Utility of echocardiographic tissue synchronization imaging to redirect left ventricular epicardial lead placement for cardiac resynchronization therapy.
- Author:
Ye ZHANG
1
;
Zhi-An LI
;
Yi-Hua HE
;
Hai-Bo ZHANG
;
Xu MENG
Author Information
- Publication Type:Journal Article
- MeSH: Adult; Aged; Cardiac Resynchronization Therapy; methods; Echocardiography; methods; Female; Heart Failure; therapy; Humans; Male; Middle Aged; Treatment Outcome
- From: Chinese Medical Journal 2013;126(22):4222-4226
- CountryChina
- Language:English
-
Abstract:
BACKGROUNDCardiac resynchronization therapy (CRT) with biventricular pacing has demonstrated cardiac function improvement for treating congestive heart failure (HF). It has been documented that the placement of the left ventricular lead at the longest contraction delay segment has the optimal CRT benefit. This study described follow-up to surgical techniques for CRT as a viable alternative for patients with heart failure.
METHODSBetween April 2007 and June 2012, a total of 14 consecutive heart failure patients with New York Heart Association (NYHA) Class III-IV underwent left ventricular epicardial lead placements via surgical approach. There were eight males and six females, aged 36 to 79 years ((59.6 ± 9.2) years). The mean left ventricular ejection fraction (LVEF) was (33.6 ± 7.4)%. All patients were treated with left ventricular systolic dyssynchrony and underwent left ventricular epicardial lead placements via a surgical approach. Tissue Doppler imaging (TDI) and intraoperative transesophageal echocardiography were used to assess changes in left heart function and dyssynchronic parameters. Also, echo was used to select the best site for left ventricular epicardial lead placement.

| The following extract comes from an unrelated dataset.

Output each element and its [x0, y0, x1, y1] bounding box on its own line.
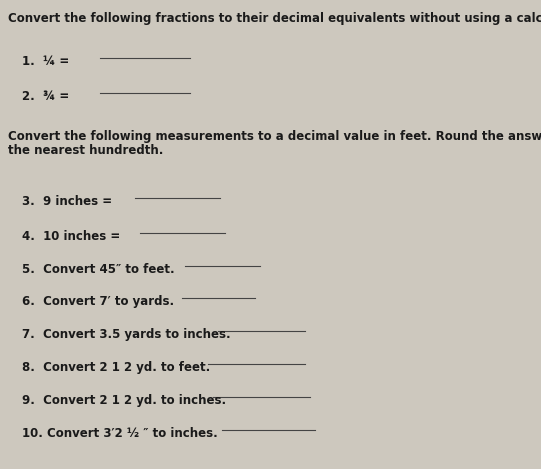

RESULTSLeft ventricular epicardial leads were successfully implanted in the posterior or lateral epicardial wall without serious complications in all patients. All patients had reduction in NYHA score from III-IV preoperatively to II-III postoperatively. The left ventricular end-diastolic diameter (LVEDD) decreased from (67.9 ± 12.7) mm to (61.2 ± 7.1) mm (P < 0.05), and LVEF increased from (33.6 ± 7.4)% to (42.2 ± 8.8)% (P < 0.05). Left ventricular intraventricular dyssynchrony index decreased from (148.4 ± 31.6) ms to (57.3 ± 23.8) ms (P < 0.05).
CONCLUSIONSMinimally invasive surgical placement of the left ventricular epicardial lead is feasible, safe, and efficient. TDI can guide the epicardial lead placement to the ideal target location.